Bosquinha si volse a Dom Cristão. — Lei riconosce lo schema?
Lui scosse il capo. — Però credo di sapere perché lei ha chiesto questa riunione.
Dona Cristã si piegò in avanti, sulla sedia. — Ci sarà pure un modo di mettere al sicuro le cose che vogliamo tenere per noi!
L’espressione di distaccato compiacimento svanì dalla faccia di monsignor Peregrino. — Io non so perché questa riunione è stata chiesta.
Bosquinha ruotò sullo sgabello girevole per guardarlo. — Ero molto giovane quando il Comitato per l’Esplorazione e la Colonizzazione mi elesse governatore della Colonia Lusitania. Fu un grande onore essere scelta e vedermi dare fiducia. M’ero appena laureata in Sociologia e Scienze Politiche, e aveva alle spalle una brevissima carriera nell’amministrazione di Oporto. Ciò che il Comitato evidentemente sottovalutò furono certi miei difetti, poiché avevo già fama d’essere sospettosa, intrigante e sciovinista.
— Lei ha anche virtù che tutti noi abbiamo imparato ad apprezzare — le concesse monsignor Peregrino.

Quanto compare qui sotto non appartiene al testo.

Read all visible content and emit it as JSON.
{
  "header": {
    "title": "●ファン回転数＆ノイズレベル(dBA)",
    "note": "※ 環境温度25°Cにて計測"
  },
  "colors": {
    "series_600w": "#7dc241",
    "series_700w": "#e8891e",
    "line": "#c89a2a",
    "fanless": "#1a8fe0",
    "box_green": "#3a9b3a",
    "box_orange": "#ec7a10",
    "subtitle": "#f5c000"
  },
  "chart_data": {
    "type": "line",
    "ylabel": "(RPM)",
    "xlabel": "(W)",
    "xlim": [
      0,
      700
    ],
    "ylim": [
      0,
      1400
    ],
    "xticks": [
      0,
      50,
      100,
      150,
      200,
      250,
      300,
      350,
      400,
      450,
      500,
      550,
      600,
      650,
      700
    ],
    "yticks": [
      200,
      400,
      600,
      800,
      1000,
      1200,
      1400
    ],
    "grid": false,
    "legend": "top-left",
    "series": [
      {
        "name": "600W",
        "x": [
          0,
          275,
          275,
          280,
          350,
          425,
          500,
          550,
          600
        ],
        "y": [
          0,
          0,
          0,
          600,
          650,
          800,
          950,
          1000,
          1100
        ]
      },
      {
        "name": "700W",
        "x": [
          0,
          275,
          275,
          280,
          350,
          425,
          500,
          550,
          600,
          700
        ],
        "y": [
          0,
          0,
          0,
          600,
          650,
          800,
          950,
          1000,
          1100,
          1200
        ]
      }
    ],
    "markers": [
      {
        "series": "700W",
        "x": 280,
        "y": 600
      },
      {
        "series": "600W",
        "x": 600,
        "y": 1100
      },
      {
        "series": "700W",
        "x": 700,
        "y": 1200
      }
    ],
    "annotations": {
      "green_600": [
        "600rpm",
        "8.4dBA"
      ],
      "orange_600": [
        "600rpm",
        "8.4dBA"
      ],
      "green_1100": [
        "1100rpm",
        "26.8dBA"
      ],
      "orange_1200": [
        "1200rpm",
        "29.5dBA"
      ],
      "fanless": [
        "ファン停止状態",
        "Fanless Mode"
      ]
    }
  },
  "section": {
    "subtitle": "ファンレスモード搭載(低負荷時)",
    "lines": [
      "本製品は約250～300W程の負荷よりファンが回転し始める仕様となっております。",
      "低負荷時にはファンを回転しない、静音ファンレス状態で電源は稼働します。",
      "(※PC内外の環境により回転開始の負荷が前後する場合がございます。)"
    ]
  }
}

Bosquinha sorrise. — La conseguenza del mio sciovinismo fu che appena ebbi in mano la colonia divenni più leale agli interessi di Lusitania che a quelli della Federazione Starways e dei Cento Mondi. La mia propensione all’intrigo mi aiutò a convincere il Comitato che, al contrario, la mia fedeltà agli interessi del Consiglio era a prova di bomba. E la mia sospettosità mi portò a credere che al Consiglio non passava neppure per il capo l’ipotesi di conferire un giorno a Lusitania l’indipendenza e uno stato uguale a quello degli altri Cento Mondi.
— Questo è naturale — la informò monsignor Peregrino. — Lusitania è una colonia.
— Noi non siamo una colonia — disse Bosquinha. — Siamo un esperimento. Ho studiato bene il nostro statuto, i nostri permessi, la legislazione e gli ordini federali emessi circa questo pianeta, e ho scoperto che le normali leggi per la tutela dell’intimità dei cittadini e degli enti pubblici non si applicano a noi. Questo significa che il Comitato ha illimitato potere di accesso a tutta la documentazione relativa ad ogni persona o istituzione su Lusitania.
Il vescovo s’accigliò, irritato. — Mi sta dicendo che il Comitato ha il diritto di mettere il naso nei documenti riservati della Chiesa?
— Ah! — disse Bosquinha. — Ecco un altro sciovinista.
— La Chiesa, qui, ha dei diritti ben precisati dal Codice Starways!
— Non se la prenda con me.
— Lei non me lo ha mai detto!
— Se gliel’avessi detto, lei avrebbe protestato, e loro avrebbero fatto finta di cedere. E io non avrei potuto fare quello che ho fatto.
— E sarebbe?
— Questo programma. Monitorizza tutti gli accessi fatti via ansible a ogni banco-dati di Lusitania.
Dom Cristão ridacchiò. — Lei non aveva alcun diritto di far questo.
— Lo so. Come dicevo, ho molti vizi e difetti. Ma il mio programma non ha mai rivelato una pesante intrusione. Be’… alcuni fascicoli personali spiati, quando i maiali hanno ucciso i nostri due xenologi, piccole indagini abbastanza scontate… ma niente di più. Fino a quattro giorni fa.